Bitsight researchers discovered over 390 abandoned domains associated with iCalendar sync , which received daily requests from approximately 4 million iOS and macOS devices. Anyone who re-registers these domains gains the ability to stealthily add events to users’ calendars, complete with links, files, and any other content.
The problem is that third-party calendar subscriptions are typically created with a single click, for holidays, event calendars, discounts, or app reminders . But this convenience also comes with risks: attackers can create an infrastructure that tricks users into subscribing to their “updates.”
From that point on, the device automatically begins accessing the domain regularly, without the owner’s intervention, receiving new .ics files. If the domain is re-registered by cybercriminals, the calendar begins displaying intrusive reminders, phishing links, fake antivirus or VPN notifications—anything that might entice the victim to click.
Experts discovered hundreds of such domains, many of which were linked to millions of unique IP addresses. The requests clearly came not from new subscriptions, but from old, forgotten calendars, such as those with holidays in various countries. Simply hijacking the domain would have immediately created a “distribution channel” for a huge number of devices.
At the same time, Bitsight discovered an entire infrastructure designed to mass-distribute malicious subscriptions: hacked websites secretly loaded obfuscated scripts that redirected visitors to fake CAPTCHA pages . There, victims were tricked into clicking “Allow ,” supposedly to pass a verification process, but in reality, this directly activated a subscription to push notifications or calendar events. These redirect chains often used .biz and .bid domains and were linked to the infamous Balada Injector malware campaign.
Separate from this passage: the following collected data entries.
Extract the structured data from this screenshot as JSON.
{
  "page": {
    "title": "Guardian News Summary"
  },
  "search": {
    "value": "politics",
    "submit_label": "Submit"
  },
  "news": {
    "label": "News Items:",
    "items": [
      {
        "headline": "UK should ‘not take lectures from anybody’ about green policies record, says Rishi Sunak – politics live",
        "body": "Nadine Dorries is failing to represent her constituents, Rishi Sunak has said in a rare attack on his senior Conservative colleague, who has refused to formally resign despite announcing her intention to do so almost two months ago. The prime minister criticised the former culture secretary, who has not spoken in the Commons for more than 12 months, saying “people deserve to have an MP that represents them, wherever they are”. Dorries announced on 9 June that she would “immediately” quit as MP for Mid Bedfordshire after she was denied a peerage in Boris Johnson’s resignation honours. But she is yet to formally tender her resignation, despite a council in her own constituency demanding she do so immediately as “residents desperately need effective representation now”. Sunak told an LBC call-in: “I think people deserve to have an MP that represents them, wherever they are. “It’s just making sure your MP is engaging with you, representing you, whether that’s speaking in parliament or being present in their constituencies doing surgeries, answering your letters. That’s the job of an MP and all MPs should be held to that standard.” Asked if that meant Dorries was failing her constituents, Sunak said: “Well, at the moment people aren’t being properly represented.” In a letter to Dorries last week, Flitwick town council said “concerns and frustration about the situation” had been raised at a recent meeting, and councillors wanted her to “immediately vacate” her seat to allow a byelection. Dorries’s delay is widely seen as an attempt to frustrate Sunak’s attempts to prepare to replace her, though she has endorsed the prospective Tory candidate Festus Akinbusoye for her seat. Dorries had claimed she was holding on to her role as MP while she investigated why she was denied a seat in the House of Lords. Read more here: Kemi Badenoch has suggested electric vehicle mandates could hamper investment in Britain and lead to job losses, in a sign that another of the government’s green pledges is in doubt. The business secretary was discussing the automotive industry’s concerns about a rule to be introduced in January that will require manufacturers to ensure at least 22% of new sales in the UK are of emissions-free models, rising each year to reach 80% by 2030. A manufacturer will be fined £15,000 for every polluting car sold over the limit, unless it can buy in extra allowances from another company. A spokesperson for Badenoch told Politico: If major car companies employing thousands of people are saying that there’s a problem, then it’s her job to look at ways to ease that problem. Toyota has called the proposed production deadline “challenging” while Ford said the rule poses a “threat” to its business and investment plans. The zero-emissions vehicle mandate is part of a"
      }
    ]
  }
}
This wasn’t the only scheme. Researchers found APK files and PDF documents leading to the same chains . Android apps disguised themselves as games, disappeared upon launch, and opened the desired URLs via WebView . PDF files contained tiny URLs leading to the same fake pages. The entire infrastructure was well-organized: dozens of hosting services, hundreds of domains, thousands of APKs, shared certificates, and an interconnected network of redirects.
Despite the scale of the problem, protection is virtually nonexistent. MDM solutions can’t prevent users from adding their own subscriptions or even viewing existing ones . Scanning, filtering, and antivirus analysis are all well-developed for email, but they’re virtually non-existent for calendars, which are perceived as a supposedly secure tool.
Bitsight recommends that users and businesses regularly review active subscriptions, treat links and attachments in events with the same caution as emails, implement a policy for the use of third-party calendars, and, where possible, block suspicious subscriptions at the network level . But the most important measure is to raise awareness: a calendar is not just a convenient tool, but another potential attack vector actively exploited by cybercriminals today. Understanding social engineering techniques will help counter these threats.